Maintenant il est intéressant de remarquer ceci : avant l’exécution d’aucun acte de jugement de la part du trône de Dieu, la famille élue et tous ceux qui étaient avec eux, ont été enfermés en parfaite sécurité dans l’arche, le vaisseau de la grâce. Noé, en sûreté dans son arche, comme Adam l’avait été dans son vêtement de peau, était le témoin de la merveilleuse grâce de l’Éternel ; et comme tel, il pouvait contempler sans crainte le trône du gouvernement, quand Dieu versait ainsi sa terrible colère sur un monde souillé. Dieu en grâce a sauvé Noé, avant de balayer la terre avec son balai de jugement. Voilà encore un exemple des deux principes, la grâce et le gouvernement : la grâce qui agit en salut, le gouvernement qui se montre par le jugement. C’est Dieu qui agit dans les deux cas. Chaque particule matérielle de l’arche apportait au cœur la douce impression de la grâce ; chaque nouvelle vague du déluge annonçait le solennel décret du gouvernement.
Jacob (Gen. 25-36)
Le récit de la vie de ce patriarche est très instructif. Il montre comment la grâce et le gouvernement de Dieu se combinent de manière très solennelle et frappante. L’histoire entière de cet homme remarquable présente une suite d’événements qui mettent notre sujet en pleine lumière. Je ne mentionnerai que le seul fait de l’indigne tromperie dont il s’est rendu coupable envers son père Isaac, dans le but de supplanter son frère Esaü.

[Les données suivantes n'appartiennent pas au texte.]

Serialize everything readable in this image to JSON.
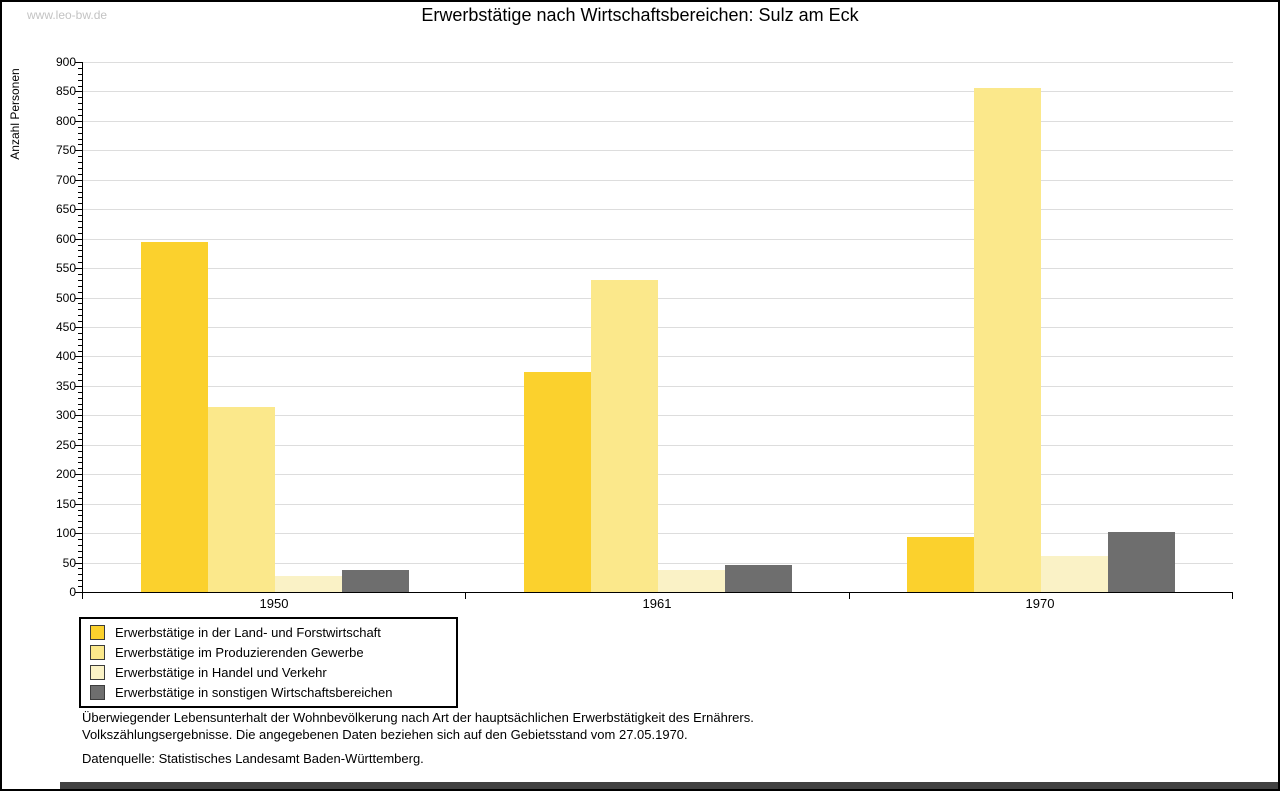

La souveraine grâce de Dieu avait assuré à Jacob, bien avant sa naissance, une prééminence dont aucun homme ne pouvait le priver. Mais, n’étant pas disposé à attendre les temps et les moyens de Dieu, il a entrepris de faire réussir ce dessein par lui-même. Avec quel résultat ? La suite de sa vie en fournit la réponse. L’exil loin de la maison de son père ; vingt ans d’une dure servitude ; son salaire changé dix fois ; sa mère qu’il n’a pas revue ; la crainte d’être tué par son frère irrité. Puis le déshonneur entré dans sa famille ; la terreur de perdre la vie de la main des habitants de Sichem. De plus, la conduite coupable de ses dix fils envers leur frère Joseph ; son chagrin profond causé par la mort supposée de son fils chéri, et, à nouveau la crainte de mourir des suites de la famine.

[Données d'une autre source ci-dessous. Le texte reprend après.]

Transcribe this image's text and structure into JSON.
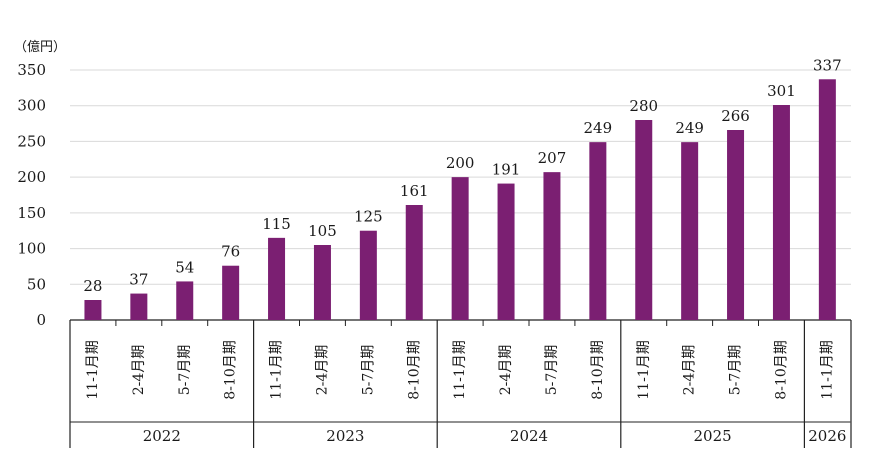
{
  "chart_data": {
    "type": "bar",
    "ylabel": "（億円）",
    "ylim": [
      0,
      350
    ],
    "yticks": [
      0,
      50,
      100,
      150,
      200,
      250,
      300,
      350
    ],
    "grid": true,
    "bar_color": "#7b1f72",
    "groups": [
      {
        "year": "2022",
        "categories": [
          "11-1月期",
          "2-4月期",
          "5-7月期",
          "8-10月期"
        ],
        "values": [
          28,
          37,
          54,
          76
        ]
      },
      {
        "year": "2023",
        "categories": [
          "11-1月期",
          "2-4月期",
          "5-7月期",
          "8-10月期"
        ],
        "values": [
          115,
          105,
          125,
          161
        ]
      },
      {
        "year": "2024",
        "categories": [
          "11-1月期",
          "2-4月期",
          "5-7月期",
          "8-10月期"
        ],
        "values": [
          200,
          191,
          207,
          249
        ]
      },
      {
        "year": "2025",
        "categories": [
          "11-1月期",
          "2-4月期",
          "5-7月期",
          "8-10月期"
        ],
        "values": [
          280,
          249,
          266,
          301
        ]
      },
      {
        "year": "2026",
        "categories": [
          "11-1月期"
        ],
        "values": [
          337
        ]
      }
    ]
  }
}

Quelles leçons n’y a-t-il pas en tout cela ! Jacob était l’objet de la grâce souveraine, immuable, éternelle. C’est là un point parfaitement établi. Mais, en même temps, il était aussi l’objet du gouvernement de Dieu. Souvenons-nous qu’aucun acte, aucune opération de la grâce, ne peut suspendre le cours des roues du gouvernement. Leur marche est irrésistible. Autant vaudrait, avec une paille, vouloir arrêter le flot de la marée montante, ou tenter de dominer la tempête avec une toile d’araignée, que d’essayer d’arrêter, par une puissance angélique, humaine ou diabolique, le cours puissant du char gouvernemental de l’Eternel.
Moïse (Nom. 20)
Ce fidèle conducteur du peuple d’Israël « parla légèrement de ses lèvres » aux eaux de Mériba (Nom. 20). Quel en a été le résultat ? Par le décret gouvernemental de Dieu, l’entrée de la terre promise lui a été fermée !

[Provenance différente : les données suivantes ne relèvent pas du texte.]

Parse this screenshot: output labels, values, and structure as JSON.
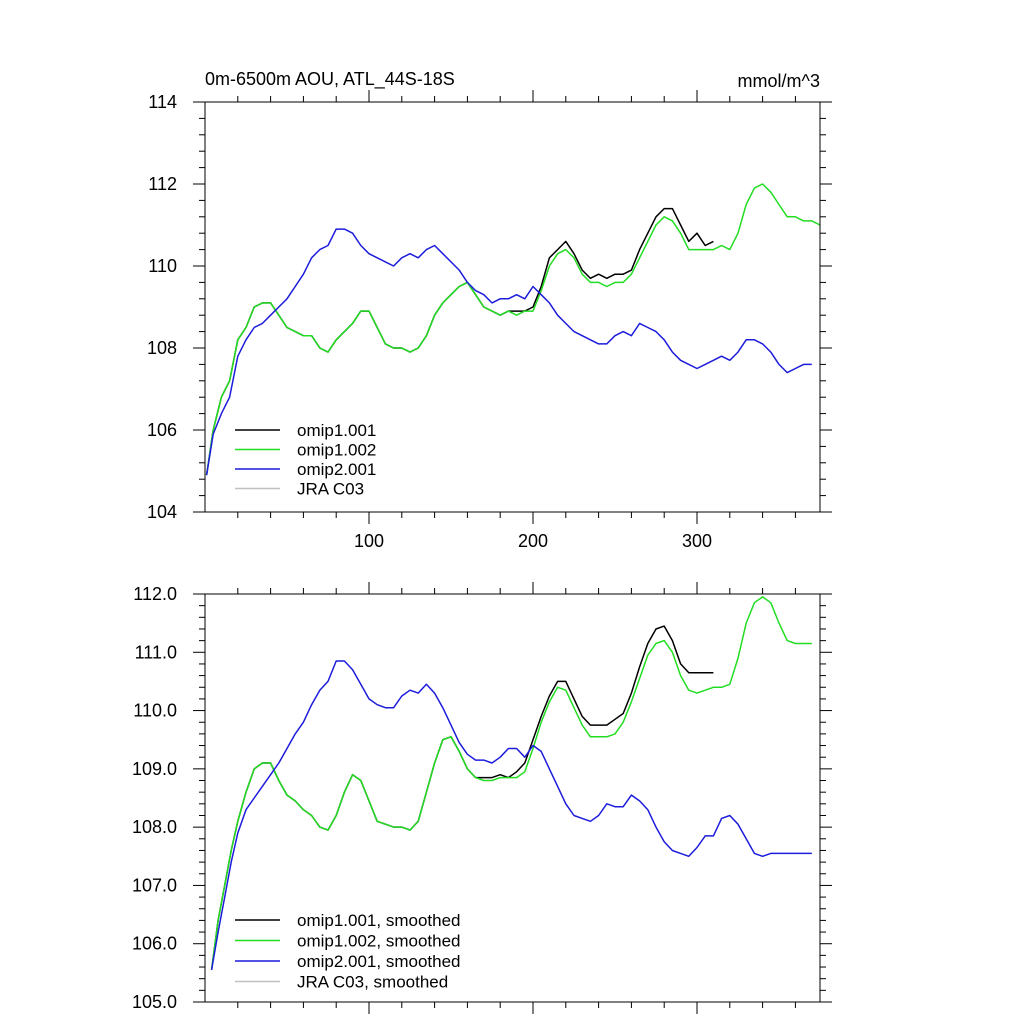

Mais alors que le décret du trône le retenait hors de Canaan, la grâce infinie de Dieu l’a amené sur le mont Nebo (Deut. 34). De là, il a vu le pays de la promesse ; mais il n’était pas tel qu’il a été après la prise de possession par Israël, mais tel que l’alliance de l’Eternel l’avait donné.
Et puis, que se passe-t-il encore ? C’est l’Eternel lui-même qui ensevelit son cher serviteur. Quelle grâce brille en tout cela ! Assurément si l’esprit est saisi de crainte en entendant le solennel décret à Mériba, le cœur s’extasie à la vue de l’incomparable grâce de Dieu déployée au sommet du Nebo. Le gouvernement de l’Eternel retient Moïse hors de Canaan. Sa grâce l’élève sur le Nebo et lui creuse un tombeau ! Y a-t-il jamais eu semblable sépulture ? Ne pouvons-nous pas dire que la grâce qui a creusé le tombeau de Moïse n’a jamais été surpassée, sinon par celle qui a procuré le tombeau de Christ ? Oui, l’Eternel peut creuser un tombeau, ou donner un vêtement ; mais la grâce qui brille dans ces actes si admirables est considérablement rehaussée, si on la considère en rapport avec les solennels décrets du gouvernement divin.
David (2 Sam. 11-12)
Examinons encore un autre cas qui illustre de façon frappante la grâce et le gouvernement : David, dans l’affaire d’Urie, le Héthien.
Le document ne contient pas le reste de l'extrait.